How to Access S3 Cloud Storage

User Guide : B. Setting Up Spark for Use with Vector : How to Access S3 Cloud Storage

Share this page

You can use Spark to access CSV and other file formats directly in Amazon’s S3 cloud storage. The setup process for accessing S3 using the s3a:// protocol is as follows:

1. Download aws-java-sdk-1.7.4.jar and hadoop-aws-2.7.1.jar and place them in the CLASSPATH.

2. Edit $II_SYSTEM/ingres/files/spark-provider/spark_provider.conf and add the following:

spark.jars=hadoop-aws-2.7.1.jar,aws-java-sdk-1.7.4.jar

spark.hadoop.fs.s3a.impl=org.apache.hadoop.fs.s3a.S3AFileSystem

3. Obtain the "ACCESS KEY" and "SECRET KEY" for your AWS account and use them to set the following parameters in spark_provider.conf:

spark.hadoop.fs.s3a.access.key=MY_ACCESS_KEY

spark.hadoop.fs.s3a.secret.key=MY_SECRET_KEY

4. Restart the Spark-Vector Provider and ensure the new jars have been found.

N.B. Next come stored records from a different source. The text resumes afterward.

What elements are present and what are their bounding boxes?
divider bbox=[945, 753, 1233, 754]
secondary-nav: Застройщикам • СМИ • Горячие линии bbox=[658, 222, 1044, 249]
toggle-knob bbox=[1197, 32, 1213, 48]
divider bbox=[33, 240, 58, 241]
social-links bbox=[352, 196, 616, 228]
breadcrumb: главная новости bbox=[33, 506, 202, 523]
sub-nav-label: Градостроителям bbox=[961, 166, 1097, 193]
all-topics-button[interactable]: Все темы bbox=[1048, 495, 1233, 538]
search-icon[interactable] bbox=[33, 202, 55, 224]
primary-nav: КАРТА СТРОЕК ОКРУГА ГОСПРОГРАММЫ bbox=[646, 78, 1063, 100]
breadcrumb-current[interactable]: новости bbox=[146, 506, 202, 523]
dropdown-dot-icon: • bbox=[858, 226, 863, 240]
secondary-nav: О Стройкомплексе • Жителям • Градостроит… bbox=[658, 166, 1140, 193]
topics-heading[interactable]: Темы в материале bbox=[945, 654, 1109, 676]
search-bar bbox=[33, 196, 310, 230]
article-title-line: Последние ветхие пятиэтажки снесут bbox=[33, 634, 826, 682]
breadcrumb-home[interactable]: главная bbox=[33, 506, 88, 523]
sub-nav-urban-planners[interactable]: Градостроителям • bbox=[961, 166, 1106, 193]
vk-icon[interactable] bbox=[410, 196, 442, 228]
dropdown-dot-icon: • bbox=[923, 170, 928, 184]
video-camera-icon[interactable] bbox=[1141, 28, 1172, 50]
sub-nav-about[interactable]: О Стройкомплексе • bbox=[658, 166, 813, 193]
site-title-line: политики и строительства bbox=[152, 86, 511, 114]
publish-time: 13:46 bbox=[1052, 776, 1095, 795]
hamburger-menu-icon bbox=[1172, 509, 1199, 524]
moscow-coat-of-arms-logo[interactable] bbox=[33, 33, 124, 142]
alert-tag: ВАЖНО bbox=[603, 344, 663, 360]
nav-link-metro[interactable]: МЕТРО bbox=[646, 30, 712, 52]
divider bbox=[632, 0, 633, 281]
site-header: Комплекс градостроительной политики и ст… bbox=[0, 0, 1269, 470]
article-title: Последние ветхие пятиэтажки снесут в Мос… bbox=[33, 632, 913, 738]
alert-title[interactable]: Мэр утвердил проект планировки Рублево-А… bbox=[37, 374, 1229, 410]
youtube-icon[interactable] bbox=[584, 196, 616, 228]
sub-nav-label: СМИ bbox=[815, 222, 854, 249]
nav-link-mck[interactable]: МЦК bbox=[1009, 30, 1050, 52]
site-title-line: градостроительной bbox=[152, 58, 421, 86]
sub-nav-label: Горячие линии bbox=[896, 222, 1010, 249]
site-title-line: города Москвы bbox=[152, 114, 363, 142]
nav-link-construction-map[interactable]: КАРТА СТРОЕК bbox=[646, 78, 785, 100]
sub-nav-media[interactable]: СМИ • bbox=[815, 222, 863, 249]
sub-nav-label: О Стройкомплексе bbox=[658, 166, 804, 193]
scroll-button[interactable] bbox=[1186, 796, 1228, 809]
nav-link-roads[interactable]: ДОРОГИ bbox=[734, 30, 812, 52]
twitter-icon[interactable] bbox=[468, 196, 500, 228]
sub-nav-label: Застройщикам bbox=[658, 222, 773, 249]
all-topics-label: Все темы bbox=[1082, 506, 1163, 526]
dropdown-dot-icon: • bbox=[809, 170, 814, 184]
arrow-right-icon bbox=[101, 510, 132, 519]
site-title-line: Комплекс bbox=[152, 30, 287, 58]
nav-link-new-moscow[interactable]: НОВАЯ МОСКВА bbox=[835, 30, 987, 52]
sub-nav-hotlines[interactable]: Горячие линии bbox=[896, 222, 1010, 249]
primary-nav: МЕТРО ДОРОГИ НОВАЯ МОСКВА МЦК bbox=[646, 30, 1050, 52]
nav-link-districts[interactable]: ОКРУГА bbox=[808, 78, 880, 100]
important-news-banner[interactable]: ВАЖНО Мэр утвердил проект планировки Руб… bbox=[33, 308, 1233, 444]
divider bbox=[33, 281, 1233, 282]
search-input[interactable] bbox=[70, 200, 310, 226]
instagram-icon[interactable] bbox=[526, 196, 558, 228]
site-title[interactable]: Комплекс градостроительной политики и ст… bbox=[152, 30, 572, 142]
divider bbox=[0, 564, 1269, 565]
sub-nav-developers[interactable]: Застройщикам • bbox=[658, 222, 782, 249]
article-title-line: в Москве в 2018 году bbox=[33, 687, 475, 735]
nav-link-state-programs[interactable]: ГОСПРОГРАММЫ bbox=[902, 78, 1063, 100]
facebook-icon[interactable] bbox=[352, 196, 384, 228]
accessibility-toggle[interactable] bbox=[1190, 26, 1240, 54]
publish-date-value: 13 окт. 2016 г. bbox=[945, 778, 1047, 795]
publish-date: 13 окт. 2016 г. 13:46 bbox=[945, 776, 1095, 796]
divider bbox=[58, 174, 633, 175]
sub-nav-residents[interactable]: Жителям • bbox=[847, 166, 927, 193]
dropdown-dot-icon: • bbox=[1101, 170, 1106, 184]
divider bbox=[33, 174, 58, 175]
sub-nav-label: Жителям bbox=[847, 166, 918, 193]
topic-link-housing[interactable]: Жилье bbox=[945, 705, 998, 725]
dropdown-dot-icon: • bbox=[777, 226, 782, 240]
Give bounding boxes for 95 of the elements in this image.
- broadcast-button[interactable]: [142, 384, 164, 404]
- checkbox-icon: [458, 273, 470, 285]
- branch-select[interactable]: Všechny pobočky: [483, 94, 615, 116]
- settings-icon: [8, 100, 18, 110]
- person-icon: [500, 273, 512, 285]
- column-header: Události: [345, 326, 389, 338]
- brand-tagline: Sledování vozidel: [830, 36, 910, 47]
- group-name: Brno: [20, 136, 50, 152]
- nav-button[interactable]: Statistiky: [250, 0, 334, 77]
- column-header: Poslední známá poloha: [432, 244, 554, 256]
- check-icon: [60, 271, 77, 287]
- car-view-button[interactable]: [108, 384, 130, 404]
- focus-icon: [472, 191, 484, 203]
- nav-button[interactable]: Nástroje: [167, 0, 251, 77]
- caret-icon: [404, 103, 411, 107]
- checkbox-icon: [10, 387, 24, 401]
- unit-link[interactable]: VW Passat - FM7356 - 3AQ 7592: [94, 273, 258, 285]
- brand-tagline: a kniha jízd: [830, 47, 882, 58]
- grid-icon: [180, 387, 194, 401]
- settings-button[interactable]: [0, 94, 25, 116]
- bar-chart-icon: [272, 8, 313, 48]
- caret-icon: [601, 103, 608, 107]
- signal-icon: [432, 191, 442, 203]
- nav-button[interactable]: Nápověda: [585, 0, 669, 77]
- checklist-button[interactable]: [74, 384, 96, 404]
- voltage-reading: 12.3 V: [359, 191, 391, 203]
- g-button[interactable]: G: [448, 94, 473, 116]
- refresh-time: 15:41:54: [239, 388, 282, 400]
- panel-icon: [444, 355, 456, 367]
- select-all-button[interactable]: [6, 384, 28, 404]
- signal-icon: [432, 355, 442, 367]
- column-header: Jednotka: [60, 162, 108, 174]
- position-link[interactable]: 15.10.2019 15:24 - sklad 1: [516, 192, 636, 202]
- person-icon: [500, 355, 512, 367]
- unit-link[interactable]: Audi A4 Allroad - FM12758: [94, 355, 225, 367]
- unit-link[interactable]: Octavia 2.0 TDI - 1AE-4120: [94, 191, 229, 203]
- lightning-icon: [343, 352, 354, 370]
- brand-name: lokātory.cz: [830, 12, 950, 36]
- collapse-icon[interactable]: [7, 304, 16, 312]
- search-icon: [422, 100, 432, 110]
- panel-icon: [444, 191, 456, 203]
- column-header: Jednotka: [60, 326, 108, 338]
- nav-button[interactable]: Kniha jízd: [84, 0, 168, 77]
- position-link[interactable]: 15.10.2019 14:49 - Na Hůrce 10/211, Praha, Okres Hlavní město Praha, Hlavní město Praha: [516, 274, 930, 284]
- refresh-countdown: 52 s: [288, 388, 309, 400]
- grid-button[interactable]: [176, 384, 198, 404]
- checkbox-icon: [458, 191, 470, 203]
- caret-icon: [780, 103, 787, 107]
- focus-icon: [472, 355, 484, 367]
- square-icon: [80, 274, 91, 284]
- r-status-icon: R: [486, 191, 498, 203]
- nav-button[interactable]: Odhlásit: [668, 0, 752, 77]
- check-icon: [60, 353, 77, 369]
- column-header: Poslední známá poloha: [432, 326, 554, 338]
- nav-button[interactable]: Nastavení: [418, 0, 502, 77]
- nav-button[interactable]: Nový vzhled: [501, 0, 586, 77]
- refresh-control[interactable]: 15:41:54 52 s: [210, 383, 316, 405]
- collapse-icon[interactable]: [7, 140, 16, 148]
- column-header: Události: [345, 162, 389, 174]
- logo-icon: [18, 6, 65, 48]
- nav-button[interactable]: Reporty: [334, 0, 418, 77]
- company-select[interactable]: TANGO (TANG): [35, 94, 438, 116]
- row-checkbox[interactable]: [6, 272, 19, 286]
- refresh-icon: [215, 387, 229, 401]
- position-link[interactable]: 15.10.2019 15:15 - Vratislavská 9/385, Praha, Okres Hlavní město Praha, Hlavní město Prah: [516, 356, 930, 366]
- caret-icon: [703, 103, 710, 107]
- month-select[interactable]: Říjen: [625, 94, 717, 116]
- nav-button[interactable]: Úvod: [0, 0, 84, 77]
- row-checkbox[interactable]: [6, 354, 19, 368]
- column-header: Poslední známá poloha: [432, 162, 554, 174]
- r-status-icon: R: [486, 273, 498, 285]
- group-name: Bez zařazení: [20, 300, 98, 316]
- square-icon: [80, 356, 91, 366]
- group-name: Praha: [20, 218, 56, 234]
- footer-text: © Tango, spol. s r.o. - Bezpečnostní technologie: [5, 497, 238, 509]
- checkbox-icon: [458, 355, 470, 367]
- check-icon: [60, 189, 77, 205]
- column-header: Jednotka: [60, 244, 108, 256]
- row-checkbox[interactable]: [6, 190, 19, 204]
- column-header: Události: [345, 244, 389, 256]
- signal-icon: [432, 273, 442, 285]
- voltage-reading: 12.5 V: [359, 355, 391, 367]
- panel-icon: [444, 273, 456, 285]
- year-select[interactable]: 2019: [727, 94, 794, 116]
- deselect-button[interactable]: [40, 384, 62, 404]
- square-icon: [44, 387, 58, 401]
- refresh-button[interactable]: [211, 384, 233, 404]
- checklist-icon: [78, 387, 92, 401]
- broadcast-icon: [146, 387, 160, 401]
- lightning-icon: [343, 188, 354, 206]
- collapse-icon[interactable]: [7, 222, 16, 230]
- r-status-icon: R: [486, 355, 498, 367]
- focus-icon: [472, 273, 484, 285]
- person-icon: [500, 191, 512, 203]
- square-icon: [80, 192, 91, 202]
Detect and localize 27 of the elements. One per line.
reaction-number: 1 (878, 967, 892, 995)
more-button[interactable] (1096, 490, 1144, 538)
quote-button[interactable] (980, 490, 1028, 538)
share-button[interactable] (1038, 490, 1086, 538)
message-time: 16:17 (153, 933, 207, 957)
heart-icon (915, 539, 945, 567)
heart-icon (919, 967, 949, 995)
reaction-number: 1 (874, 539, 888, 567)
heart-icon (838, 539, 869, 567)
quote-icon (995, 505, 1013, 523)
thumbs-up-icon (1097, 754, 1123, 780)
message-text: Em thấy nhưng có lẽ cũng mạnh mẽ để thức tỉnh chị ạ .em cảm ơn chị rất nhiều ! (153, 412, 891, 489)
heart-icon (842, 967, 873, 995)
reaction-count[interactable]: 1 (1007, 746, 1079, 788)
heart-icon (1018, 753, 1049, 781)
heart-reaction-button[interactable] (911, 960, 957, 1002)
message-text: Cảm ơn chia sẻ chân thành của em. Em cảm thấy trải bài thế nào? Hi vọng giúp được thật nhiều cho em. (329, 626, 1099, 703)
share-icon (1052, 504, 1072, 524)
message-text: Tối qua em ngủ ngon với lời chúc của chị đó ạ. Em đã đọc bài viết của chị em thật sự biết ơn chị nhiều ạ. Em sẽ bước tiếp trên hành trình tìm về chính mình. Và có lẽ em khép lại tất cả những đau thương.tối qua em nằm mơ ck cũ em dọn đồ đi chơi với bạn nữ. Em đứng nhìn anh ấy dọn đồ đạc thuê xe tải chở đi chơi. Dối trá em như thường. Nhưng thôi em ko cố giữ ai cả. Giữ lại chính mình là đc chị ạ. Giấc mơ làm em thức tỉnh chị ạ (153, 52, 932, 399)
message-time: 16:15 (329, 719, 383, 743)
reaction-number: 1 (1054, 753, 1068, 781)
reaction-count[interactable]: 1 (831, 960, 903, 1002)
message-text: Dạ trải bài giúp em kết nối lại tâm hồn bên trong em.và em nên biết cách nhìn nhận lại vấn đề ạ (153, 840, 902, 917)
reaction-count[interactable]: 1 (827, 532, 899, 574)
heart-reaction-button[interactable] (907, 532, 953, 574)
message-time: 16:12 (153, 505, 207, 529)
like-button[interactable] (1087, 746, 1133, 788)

If the jars are not found, you will see the following errors:

ERROR SparkContext: Jar not found at file:/some/path/hadoop-aws-2.7.1.jar

ERROR SparkContext: Jar not found at file:/some/path/aws-java-1.7.4.jar

5. Connect to a database and create the external table using an s3a:// URL:

CREATE EXTERNAL TABLE my3tab (col1 INT, co2 VARCHAR(20))

USING SPARK WITH REFERENCE ('s3a://mys3bucket/path/to/data.csv');

Note: The connection is made when the table is referenced in a query.